PARCC West Africa

Project summary

Key messages:

● The climate of West Africa has been observed to be changing in recent decades, with some of these changes clearly attributable to climate change. Regional climate projections show that there is a high level of confidence that temperatures will increase in the region, but there is little consensus on the direction and magnitude of potential changes in rainfall, with a high variability between projections. These changes are expected to have significant impacts on ecosystem services such as carbon storage.

● Biodiversity and protected areas are being affected by climate change and some protected areas are more vulnerable than others to its impacts. A significant number of West African species (including amphibians, birds, freshwater fish, mammals and reptiles) have been identified as being vulnerable to climate change based on their specific biological traits. Of these species, those that have been assessed as globally threatened should be considered priorities for conservation. A large proportion of amphibian, bird and mammal species are expected to be found in areas of lower climate suitability by the end of the century, and a high species turnover is expected in most protected areas of the region, especially in the Guinean Forest region.

● Protected area management should be improved in order to enhance the resilience of protected areas to climate change. Protected areas in West Africa are indeed facing a number of anthropogenic threats. It is therefore crucial to first improve the management effectiveness of existing PAs to give them a better chance to be able to cope with climate change impacts. For species identified as vulnerable to climate change, specific management options are to facilitate their dispersal and to identify sites of suitable climate persisting within their current ranges. In addition, in order to fully protect all essential conservation features of the region, it is recommended that existing PA networks are extended.

Protected areas in West Africa. Project countries are indicated with red borders.

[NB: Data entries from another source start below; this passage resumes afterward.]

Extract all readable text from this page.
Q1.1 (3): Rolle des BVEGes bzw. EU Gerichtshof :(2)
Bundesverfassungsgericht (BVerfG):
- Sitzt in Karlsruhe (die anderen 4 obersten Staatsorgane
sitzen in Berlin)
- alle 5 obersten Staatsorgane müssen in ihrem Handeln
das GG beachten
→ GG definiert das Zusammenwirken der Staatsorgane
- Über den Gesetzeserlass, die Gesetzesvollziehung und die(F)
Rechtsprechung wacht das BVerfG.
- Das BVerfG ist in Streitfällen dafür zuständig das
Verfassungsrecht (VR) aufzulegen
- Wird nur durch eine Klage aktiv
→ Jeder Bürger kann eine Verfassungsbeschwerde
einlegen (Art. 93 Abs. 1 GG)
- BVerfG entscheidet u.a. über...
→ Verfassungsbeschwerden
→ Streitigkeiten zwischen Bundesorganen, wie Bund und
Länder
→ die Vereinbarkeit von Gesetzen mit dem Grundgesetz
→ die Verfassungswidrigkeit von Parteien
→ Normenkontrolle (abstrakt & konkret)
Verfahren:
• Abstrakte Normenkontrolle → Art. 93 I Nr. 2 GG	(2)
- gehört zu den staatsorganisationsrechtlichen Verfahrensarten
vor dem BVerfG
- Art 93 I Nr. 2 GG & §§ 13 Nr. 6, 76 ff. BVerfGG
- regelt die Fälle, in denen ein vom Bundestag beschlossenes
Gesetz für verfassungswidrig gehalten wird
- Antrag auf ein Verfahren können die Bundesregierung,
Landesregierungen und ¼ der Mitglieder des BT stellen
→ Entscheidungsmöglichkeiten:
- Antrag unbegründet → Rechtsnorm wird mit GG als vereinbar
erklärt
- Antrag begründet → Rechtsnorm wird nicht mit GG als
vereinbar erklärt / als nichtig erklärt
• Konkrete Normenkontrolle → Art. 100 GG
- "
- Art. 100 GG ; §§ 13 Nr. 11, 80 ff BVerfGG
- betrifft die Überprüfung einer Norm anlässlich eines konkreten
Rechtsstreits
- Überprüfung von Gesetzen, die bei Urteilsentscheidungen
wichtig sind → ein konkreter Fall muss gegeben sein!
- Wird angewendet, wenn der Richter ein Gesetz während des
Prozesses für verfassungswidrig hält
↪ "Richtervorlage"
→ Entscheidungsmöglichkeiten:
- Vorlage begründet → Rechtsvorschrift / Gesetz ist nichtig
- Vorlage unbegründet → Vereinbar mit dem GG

PARCC West Africa, officially known as 'Evolution of protected area systems with regard to climate change in the West Africa region' is a full-size GEF project focusing on the impacts of climate change on protected areas (PAs), which was implemented from 2010 to 2015. The United Nations Environment Programme (UNEP) was the implementing agency and UNEP World Conservation Monitoring Centre (UNEP-WCMC) was the executing agency, working in collaboration with IUCN West and Central Africa Programme (IUCN PACO).

The project focused on five core countries in West Africa: Chad, Gambia, Mali, Sierra Leone, and Togo. An additional three countries (Burkina Faso, Côte d'Ivoire and Ghana) were involved in regional training workshops and some of the activities at the transboundary pilot sites. However, all technical elements of the project (such as the climate projections, vulnerability assessments and conservation planning systems) were completed at the regional scale, covering the entire West African region.

The main objective of the project was to develop strategies and tools to increase the resilience of PAs to climate change, and build capacity in the region to implement these new approaches. In the project, we define resilience of protected areas as their ability to cope with climate change impacts in ways that maintain their essential functions and capacity for adaptation. A key aspect of protected area resilience is the capacity to retain biodiversity, which in this project was assessed in terms of the expected turnover of species in the future, taking into account both species biological traits and spatial distributions. To conduct these analyses and achieve its objectives, the project required continuous support and engagement from all national, regional, and international partners.

After developing new regional climate projections for West Africa, the vulnerability of species and PAs to climate change was assessed through two complementary methodologies which were subsequently integrated: Species Distribution Models (SDM) and Traits-based Vulnerability Assessments (TVA). An analysis of the connectivity of the West African PA network also highlighted the importance of specific PAs and links between PAs. Based on these findings, systematic conservation planning systems were developed at the national and regional level to help inform conservation priorities in the design of new PAs, both for the countries and for regional bodies such as the Economic Community of West African States (ECOWAS).

Studies on the links between PAs, communities and climate change, and of available options for managing and financing PAs to adapt to climate change were also carried out. Based on the scientific outputs mentioned above, five transboundary pilot sites were selected and activities on the ground implemented.These activities included recommendations for species monitoring and for designing or revising transboundary management plans that consider climate change, as well as the development of a new Management Effectiveness Tracking Tool (METT) integrating climate change aspects.

Importantly, capacity building took place at multiple levels throughout the project lifespan, primarily through national and regional training workshops. Finally, adaptation strategies and policy recommendations were developed for climate adaptation and management at the national and regional level, as well as guidelines for managers of individual PAs in the face of climate change. Furthermore, the results of the PARCC project have been integrated into the Protected Planet website, the web interface of the World Database on Protected Areas (WDPA), allowing access to all project outputs and to the results of the vulnerability assessments for each individual West African protected area ( The project thus generated improved information on the effects of climate change on biodiversity and PAs, thereby allowing a better understanding of how to better manage protected areas, especially transboundary PAs, in the face of climate change.